# Does a kayak need to be registered?



## grino21 (Aug 29, 2006)

My father in law just bought a kayak to take out on the maumee. He lives on the river and I may take it out to do some exploring and fishing. Do kayaks need to be registered and have the OH stickers on the side? 
Just don't want to get up there in the middle of the walleye run and then have to deal with getting a ticket or spending a day getting the registration.
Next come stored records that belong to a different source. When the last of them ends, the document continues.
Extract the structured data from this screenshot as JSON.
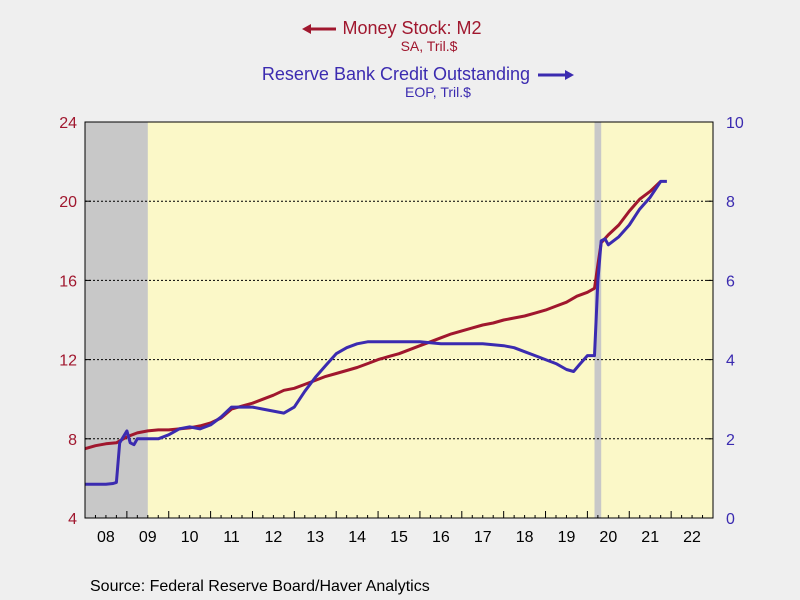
{
  "chart_data": {
    "type": "line",
    "legend": [
      {
        "name": "Money Stock: M2",
        "sub": "SA, Tril.$",
        "arrow": "left",
        "color": "#a0172e"
      },
      {
        "name": "Reserve Bank Credit Outstanding",
        "sub": "EOP, Tril.$",
        "arrow": "right",
        "color": "#3b2bb0"
      }
    ],
    "x_tick_labels": [
      "08",
      "09",
      "10",
      "11",
      "12",
      "13",
      "14",
      "15",
      "16",
      "17",
      "18",
      "19",
      "20",
      "21",
      "22"
    ],
    "xlim": [
      2008.0,
      2023.0
    ],
    "left_axis": {
      "ylim": [
        4,
        24
      ],
      "ticks": [
        "4",
        "8",
        "12",
        "16",
        "20",
        "24"
      ],
      "color": "#a0172e"
    },
    "right_axis": {
      "ylim": [
        0,
        10
      ],
      "ticks": [
        "0",
        "2",
        "4",
        "6",
        "8",
        "10"
      ],
      "color": "#3b2bb0"
    },
    "grid": "horizontal dashed",
    "shaded_periods": [
      [
        2008.0,
        2009.5
      ],
      [
        2020.17,
        2020.33
      ]
    ],
    "plot_background": "#fbf8c8",
    "shade_color": "#c8c8c8",
    "series": [
      {
        "name": "Money Stock: M2",
        "axis": "left",
        "points": [
          [
            2008.0,
            7.5
          ],
          [
            2008.25,
            7.65
          ],
          [
            2008.5,
            7.75
          ],
          [
            2008.75,
            7.8
          ],
          [
            2009.0,
            8.1
          ],
          [
            2009.25,
            8.3
          ],
          [
            2009.5,
            8.4
          ],
          [
            2009.75,
            8.45
          ],
          [
            2010.0,
            8.45
          ],
          [
            2010.25,
            8.5
          ],
          [
            2010.5,
            8.55
          ],
          [
            2010.75,
            8.65
          ],
          [
            2011.0,
            8.8
          ],
          [
            2011.25,
            9.05
          ],
          [
            2011.5,
            9.5
          ],
          [
            2011.75,
            9.65
          ],
          [
            2012.0,
            9.8
          ],
          [
            2012.25,
            10.0
          ],
          [
            2012.5,
            10.2
          ],
          [
            2012.75,
            10.45
          ],
          [
            2013.0,
            10.55
          ],
          [
            2013.25,
            10.75
          ],
          [
            2013.5,
            10.95
          ],
          [
            2013.75,
            11.15
          ],
          [
            2014.0,
            11.3
          ],
          [
            2014.25,
            11.45
          ],
          [
            2014.5,
            11.6
          ],
          [
            2014.75,
            11.8
          ],
          [
            2015.0,
            12.0
          ],
          [
            2015.25,
            12.15
          ],
          [
            2015.5,
            12.3
          ],
          [
            2015.75,
            12.5
          ],
          [
            2016.0,
            12.7
          ],
          [
            2016.25,
            12.9
          ],
          [
            2016.5,
            13.1
          ],
          [
            2016.75,
            13.3
          ],
          [
            2017.0,
            13.45
          ],
          [
            2017.25,
            13.6
          ],
          [
            2017.5,
            13.75
          ],
          [
            2017.75,
            13.85
          ],
          [
            2018.0,
            14.0
          ],
          [
            2018.25,
            14.1
          ],
          [
            2018.5,
            14.2
          ],
          [
            2018.75,
            14.35
          ],
          [
            2019.0,
            14.5
          ],
          [
            2019.25,
            14.7
          ],
          [
            2019.5,
            14.9
          ],
          [
            2019.75,
            15.2
          ],
          [
            2020.0,
            15.4
          ],
          [
            2020.17,
            15.6
          ],
          [
            2020.25,
            16.8
          ],
          [
            2020.33,
            17.9
          ],
          [
            2020.5,
            18.3
          ],
          [
            2020.75,
            18.8
          ],
          [
            2021.0,
            19.5
          ],
          [
            2021.25,
            20.1
          ],
          [
            2021.5,
            20.5
          ],
          [
            2021.75,
            21.0
          ]
        ]
      },
      {
        "name": "Reserve Bank Credit Outstanding",
        "axis": "right",
        "points": [
          [
            2008.0,
            0.85
          ],
          [
            2008.5,
            0.85
          ],
          [
            2008.67,
            0.87
          ],
          [
            2008.75,
            0.9
          ],
          [
            2008.83,
            1.9
          ],
          [
            2009.0,
            2.2
          ],
          [
            2009.08,
            1.9
          ],
          [
            2009.17,
            1.85
          ],
          [
            2009.25,
            2.0
          ],
          [
            2009.5,
            2.0
          ],
          [
            2009.75,
            2.0
          ],
          [
            2010.0,
            2.1
          ],
          [
            2010.25,
            2.25
          ],
          [
            2010.5,
            2.3
          ],
          [
            2010.75,
            2.25
          ],
          [
            2011.0,
            2.35
          ],
          [
            2011.25,
            2.55
          ],
          [
            2011.5,
            2.8
          ],
          [
            2011.75,
            2.8
          ],
          [
            2012.0,
            2.8
          ],
          [
            2012.25,
            2.75
          ],
          [
            2012.5,
            2.7
          ],
          [
            2012.75,
            2.65
          ],
          [
            2013.0,
            2.8
          ],
          [
            2013.25,
            3.2
          ],
          [
            2013.5,
            3.55
          ],
          [
            2013.75,
            3.85
          ],
          [
            2014.0,
            4.15
          ],
          [
            2014.25,
            4.3
          ],
          [
            2014.5,
            4.4
          ],
          [
            2014.75,
            4.45
          ],
          [
            2015.0,
            4.45
          ],
          [
            2015.5,
            4.45
          ],
          [
            2016.0,
            4.45
          ],
          [
            2016.5,
            4.4
          ],
          [
            2017.0,
            4.4
          ],
          [
            2017.5,
            4.4
          ],
          [
            2018.0,
            4.35
          ],
          [
            2018.25,
            4.3
          ],
          [
            2018.5,
            4.2
          ],
          [
            2018.75,
            4.1
          ],
          [
            2019.0,
            4.0
          ],
          [
            2019.25,
            3.9
          ],
          [
            2019.5,
            3.75
          ],
          [
            2019.67,
            3.7
          ],
          [
            2019.83,
            3.9
          ],
          [
            2020.0,
            4.1
          ],
          [
            2020.17,
            4.1
          ],
          [
            2020.25,
            6.0
          ],
          [
            2020.33,
            7.0
          ],
          [
            2020.42,
            7.05
          ],
          [
            2020.5,
            6.9
          ],
          [
            2020.75,
            7.1
          ],
          [
            2021.0,
            7.4
          ],
          [
            2021.25,
            7.8
          ],
          [
            2021.5,
            8.1
          ],
          [
            2021.75,
            8.5
          ],
          [
            2021.9,
            8.5
          ]
        ]
      }
    ]
  },
  "source": "Source:  Federal Reserve Board/Haver Analytics"
}
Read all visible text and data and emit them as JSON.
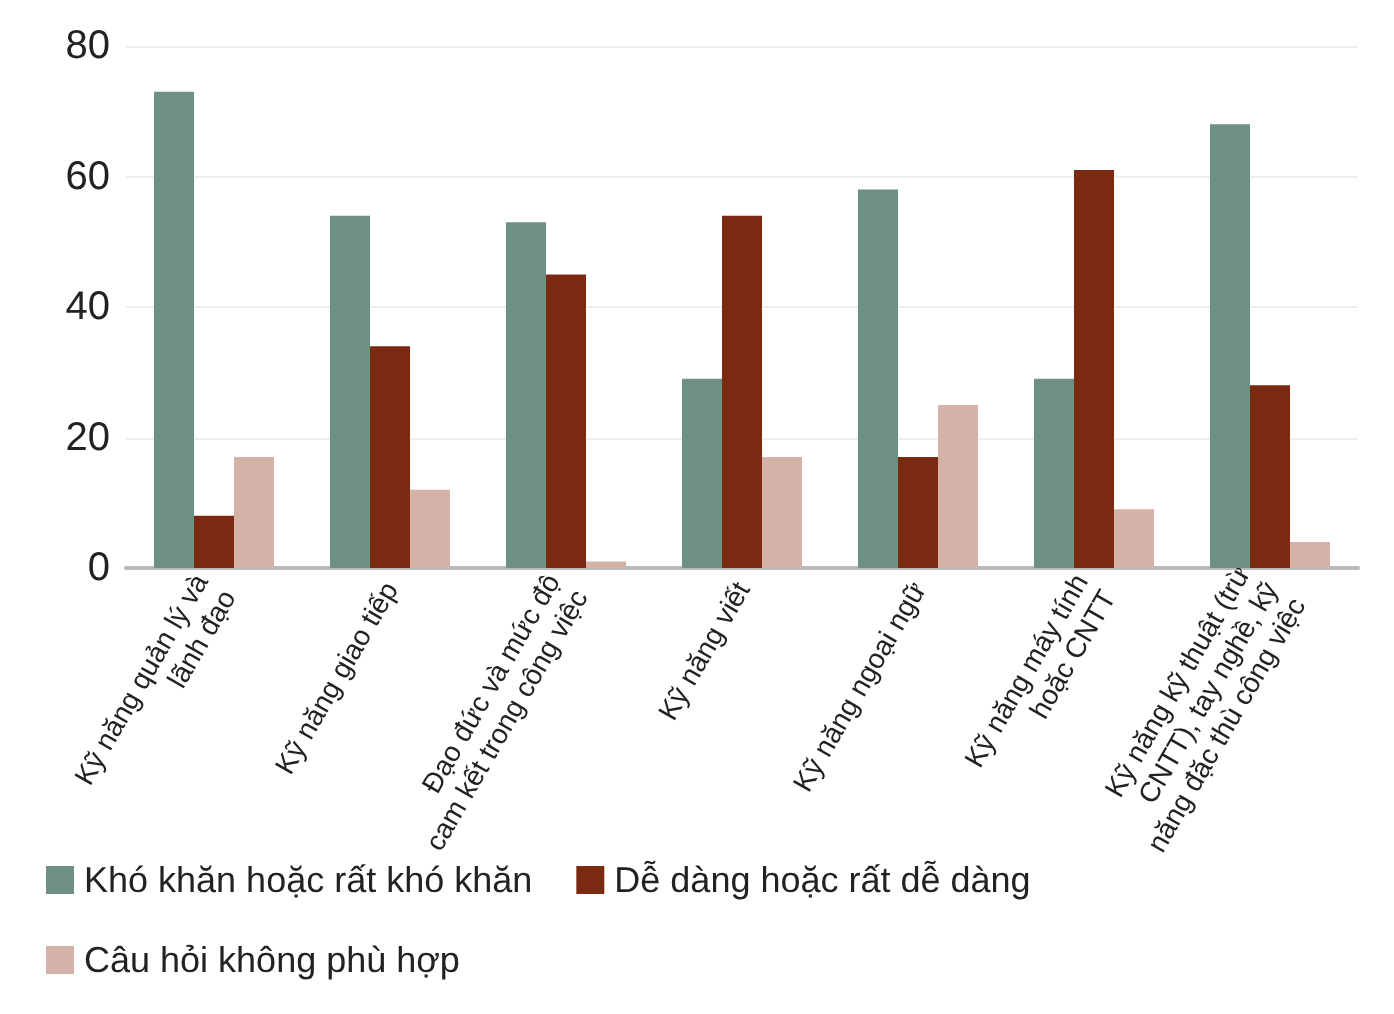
{
  "chart_data": {
    "type": "bar",
    "categories": [
      "Kỹ năng quản lý và\nlãnh đạo",
      "Kỹ năng giao tiếp",
      "Đạo đức và mức độ\ncam kết trong công việc",
      "Kỹ năng viết",
      "Kỹ năng ngoại ngữ",
      "Kỹ năng máy tính\nhoặc CNTT",
      "Kỹ năng kỹ thuật (trừ\nCNTT), tay nghề, kỹ\nnăng đặc thù công việc"
    ],
    "series": [
      {
        "name": "Khó khăn hoặc rất khó khăn",
        "color": "#6e8f83",
        "values": [
          73,
          54,
          53,
          29,
          58,
          29,
          68
        ]
      },
      {
        "name": "Dễ dàng hoặc rất dễ dàng",
        "color": "#7b2a12",
        "values": [
          8,
          34,
          45,
          54,
          17,
          61,
          28
        ]
      },
      {
        "name": "Câu hỏi không phù hợp",
        "color": "#d4b2a8",
        "values": [
          17,
          12,
          1,
          17,
          25,
          9,
          4
        ]
      }
    ],
    "ylim": [
      0,
      80
    ],
    "yticks": [
      0,
      20,
      40,
      60,
      80
    ],
    "grid": "y",
    "legend": "bottom"
  }
}
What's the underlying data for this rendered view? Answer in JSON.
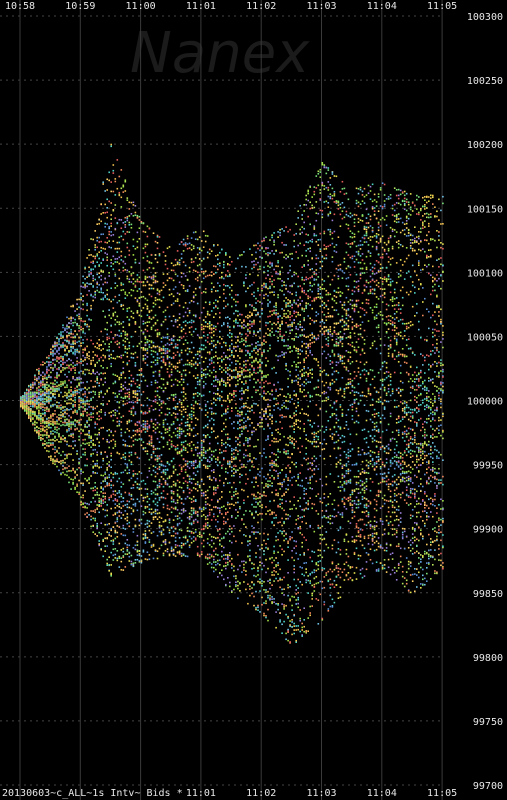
{
  "watermark": "Nanex",
  "footer_label": "20130603~c_ALL~1s Intv~ Bids *",
  "colors": {
    "background": "#000000",
    "grid": "#444444",
    "axis_text": "#e8e8e8",
    "watermark": "#1b1b1b",
    "series_palette": [
      "#5b8fd6",
      "#6ec1e4",
      "#7be07b",
      "#b6e35a",
      "#e6e04f",
      "#f2c14e",
      "#f08a5d",
      "#e65c5c",
      "#9b7fd8",
      "#4fd1c5",
      "#a3e048",
      "#ffd166"
    ]
  },
  "chart_data": {
    "type": "scatter",
    "grid": true,
    "x_axis": {
      "top_ticks": [
        "10:58",
        "10:59",
        "11:00",
        "11:01",
        "11:02",
        "11:03",
        "11:04",
        "11:05"
      ],
      "bottom_ticks": [
        "11:01",
        "11:02",
        "11:03",
        "11:04",
        "11:05"
      ],
      "range": [
        "10:58",
        "11:05"
      ]
    },
    "y_axis": {
      "ticks": [
        100300,
        100250,
        100200,
        100150,
        100100,
        100050,
        100000,
        99950,
        99900,
        99850,
        99800,
        99750,
        99700
      ],
      "range": [
        99700,
        100300
      ],
      "position": "right"
    },
    "series_count": 60,
    "envelope_minutes": [
      0,
      0.5,
      1,
      1.5,
      2,
      2.5,
      3,
      3.5,
      4,
      4.5,
      5,
      5.5,
      6,
      6.5,
      7
    ],
    "envelope_high": [
      100005,
      100040,
      100090,
      100200,
      100140,
      100120,
      100135,
      100110,
      100125,
      100140,
      100185,
      100165,
      100170,
      100160,
      100160
    ],
    "envelope_low": [
      99995,
      99955,
      99920,
      99865,
      99875,
      99880,
      99880,
      99850,
      99835,
      99810,
      99830,
      99860,
      99870,
      99850,
      99870
    ]
  }
}
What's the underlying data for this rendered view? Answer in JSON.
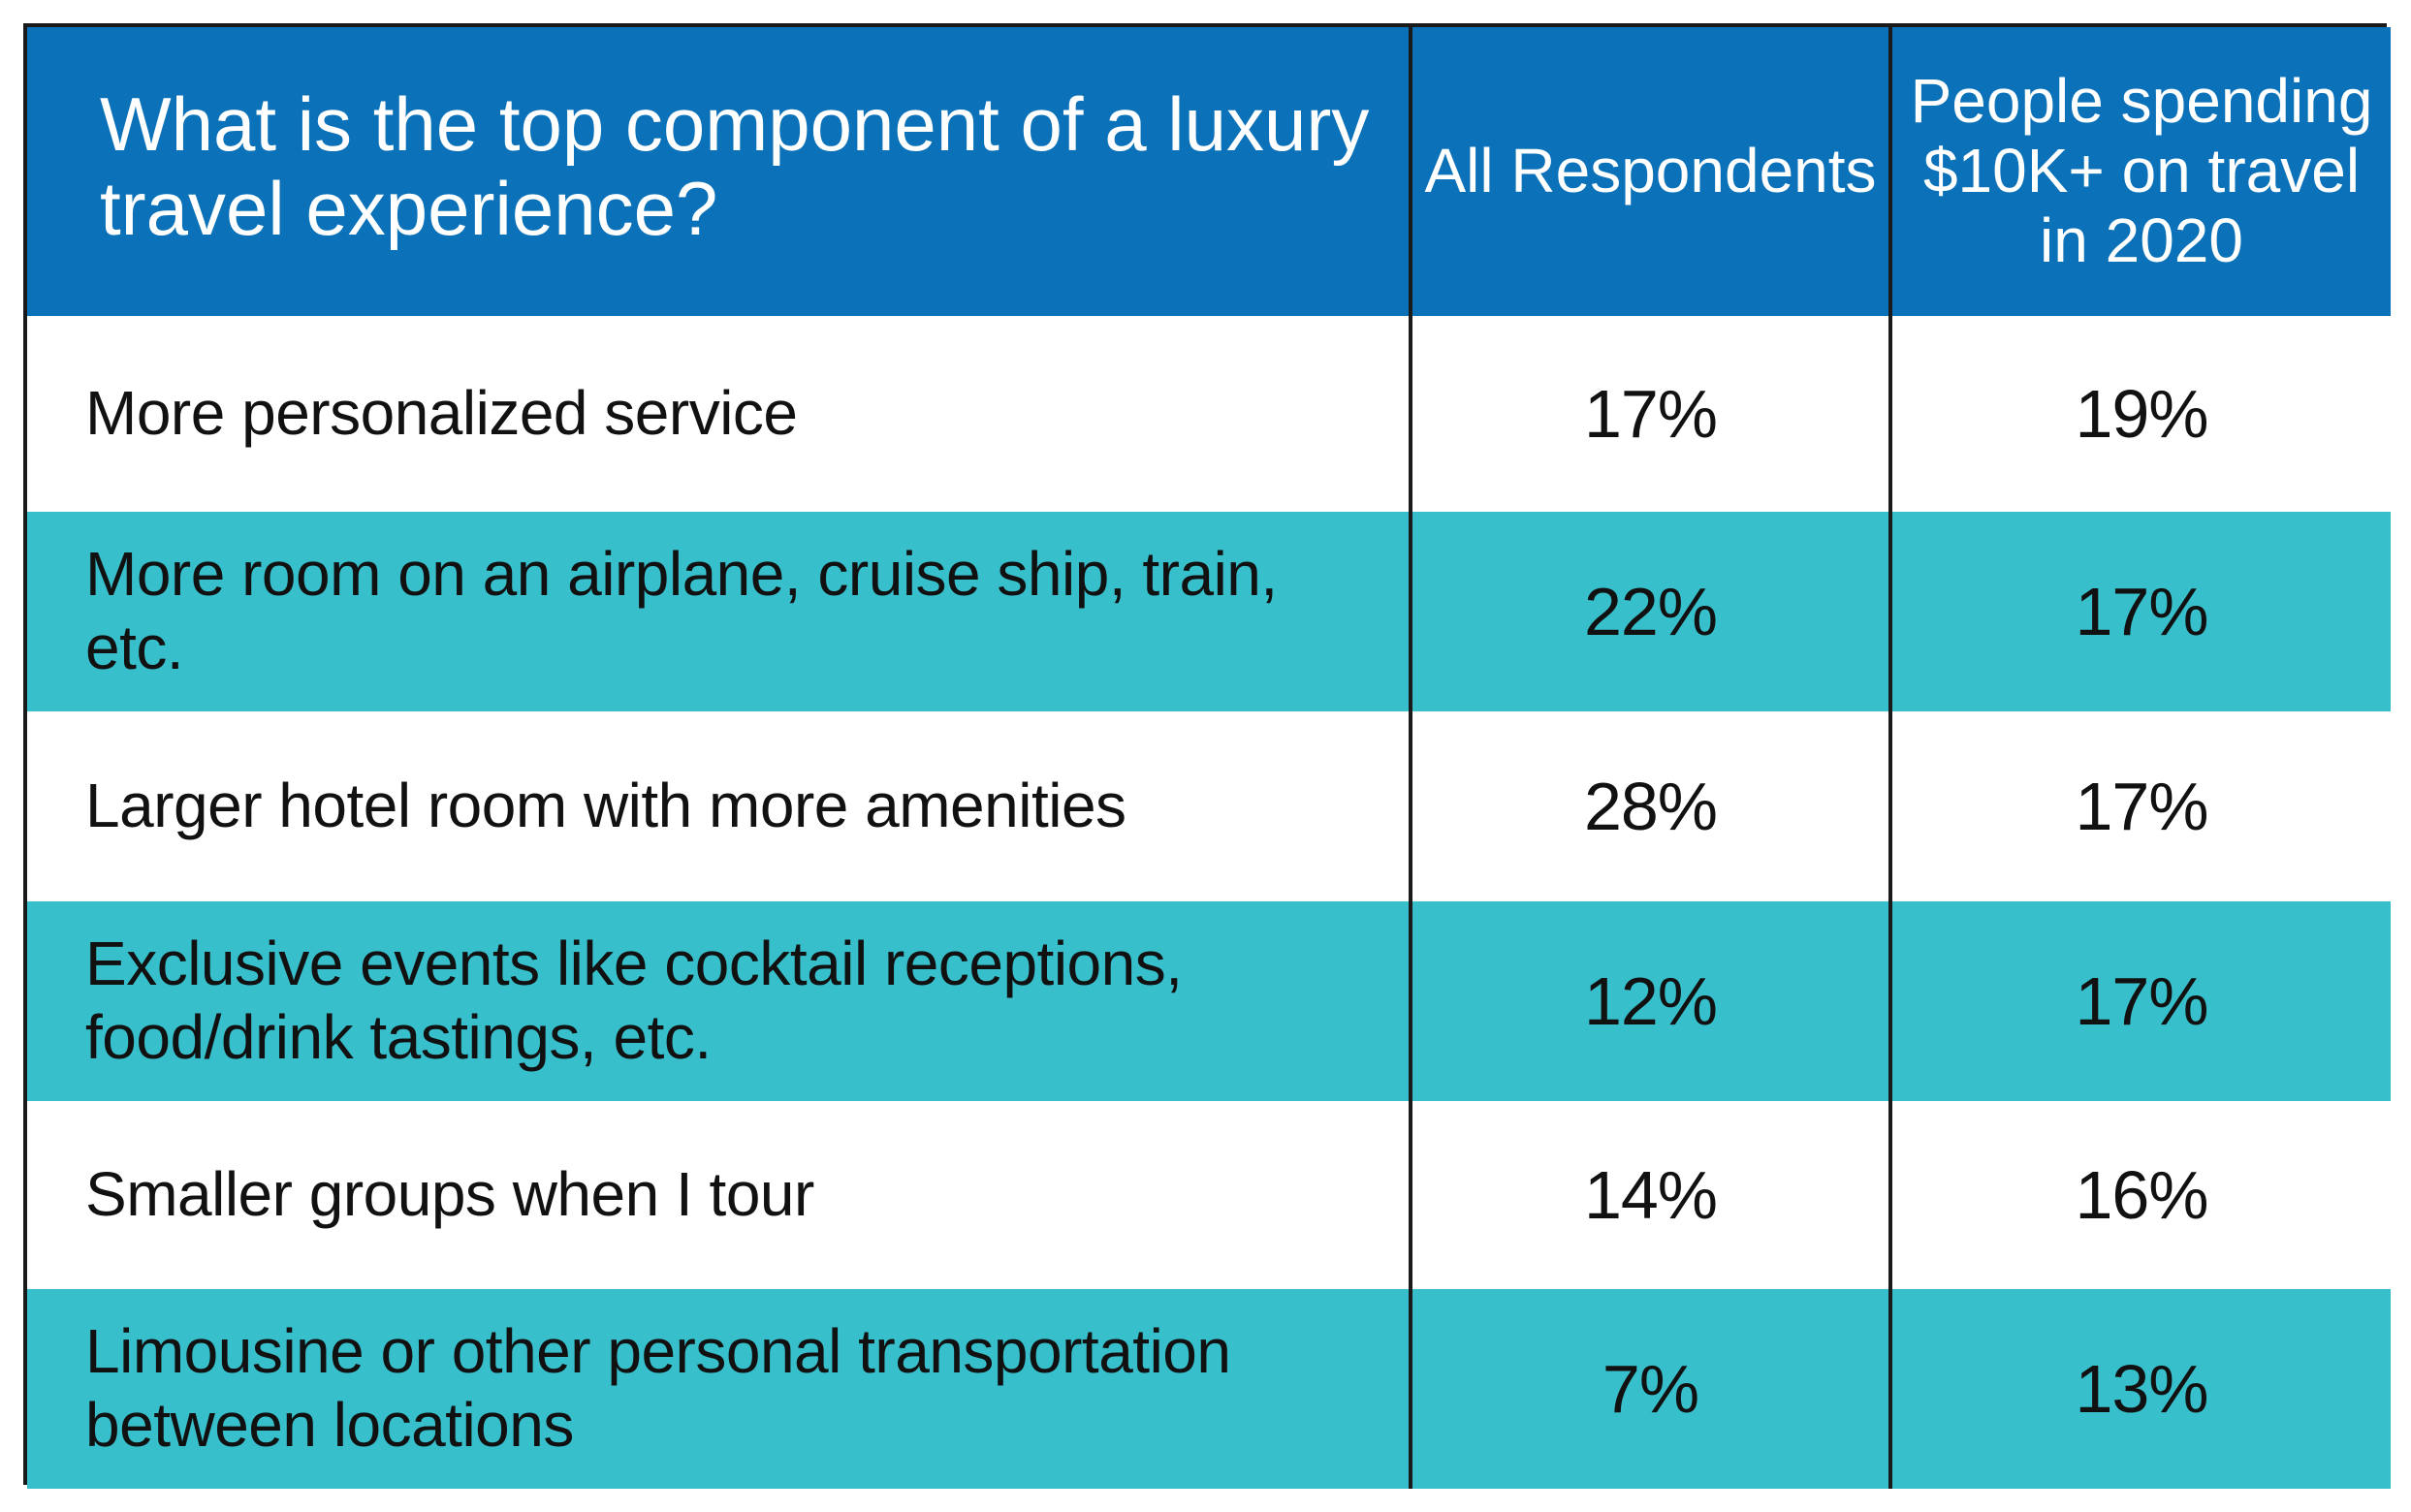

I think he bought it from Dicks, if it does need registered, would they have given him a title? Or how does that work?

Thanks in advance,
Grino


----------



## Eric E (May 30, 2005)

Yes, needs to be registered. Different than big boats, but yes.

sent from my HTC evo


----------



## Bubbagon (Mar 8, 2010)

Everything you'll ever want to know about when, where and how to register a new kayak in Ohio:
http://www.dnr.state.oh.us/watercraft/registration/tabid/2774/default.aspx


----------



## Darby Rat (Aug 8, 2005)

grino21: you might want to consider an Alternative Sticker for your yak. It's a much smaller ~4" x 5" sticker with all the appropriate info on it, instead of the larger OHXXXXXXX stickers you see on the side of most boats. I have them for my yaks. I like them much better. They're described on the very bottom of Bubbagon's ODNR website. BB02


----------



## Darby Rat (Aug 8, 2005)

BTW: I just recently re-registered my yaks at Gander Mt. It's $22.00/3 years per each yak. And they have the Alternative Stickers too. Not sure if Dick's sells registrations? This saves you the hassle of going up to ODNR on Morse Rd. BB02


----------